The company’s chief growth officer says the plants in the two West African nations will add two million tonnes a year to its global output capacity

Morocco’s OCP Group expects a fertiliser plant in Ghana and an ammonia plant in Nigeria to be operational by 2024, says the company’s chief growth officer, Soufiyane El Kassi.

OCP, the world’s biggest phosphates exporter, will build the two plants, each with a capacity of one million tonnes a year, in its effort to drive the use of phosphates-based fertilisers in Africa, El Kassi said via email.

It had already announced plans to start operating a 2.5-million-tonne-a-year fertiliser plant in Ethiopia by 2023 or 2024 with phosphoric acid supplied from Morocco.

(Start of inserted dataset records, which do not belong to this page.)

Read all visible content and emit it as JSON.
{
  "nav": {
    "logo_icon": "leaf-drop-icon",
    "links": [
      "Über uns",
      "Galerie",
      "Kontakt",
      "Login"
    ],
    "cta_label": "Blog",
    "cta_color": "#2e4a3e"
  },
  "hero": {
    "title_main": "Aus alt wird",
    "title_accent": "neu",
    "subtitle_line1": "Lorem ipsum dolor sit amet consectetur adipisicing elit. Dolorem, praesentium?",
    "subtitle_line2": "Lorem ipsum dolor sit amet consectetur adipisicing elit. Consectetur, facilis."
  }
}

The chief growth officer said its output would be for both the domestic and export markets.

Like many other Moroccan firms, including banks, insurers and real-estate companies, OCP has been expanding its investments in sub-Saharan Africa in recent years, boosting the kingdom’s economic clout.

The group also plans blending plants in Nigeria, Ethiopia, Ghana and Rwanda to customise fertilisers to the requirements of different soils, he said.

So far, it supplies 28 blending units and has offered training to help 750,000 African farmers in eight countries to increase production.

In 2019, OCP’s fertiliser exports hit nine million tonnes, including 1.8 million tonnes to Africa, or 58% of the total volume of fertilisers sold on the continent.

Low international prices however incurred a 3% drop in revenue to $5.5 billion in 2019.

The company has cut production by 500,000 tonnes in the first quarter, a move that El Kassi said was to adapt to market demand.

The OCP, with a net debt of $4.7 billion in 2019, last issued an international bond in 2015.

“Maintaining a footprint in the Eurobond market has always been part of our financing strategy,” El Kassi said.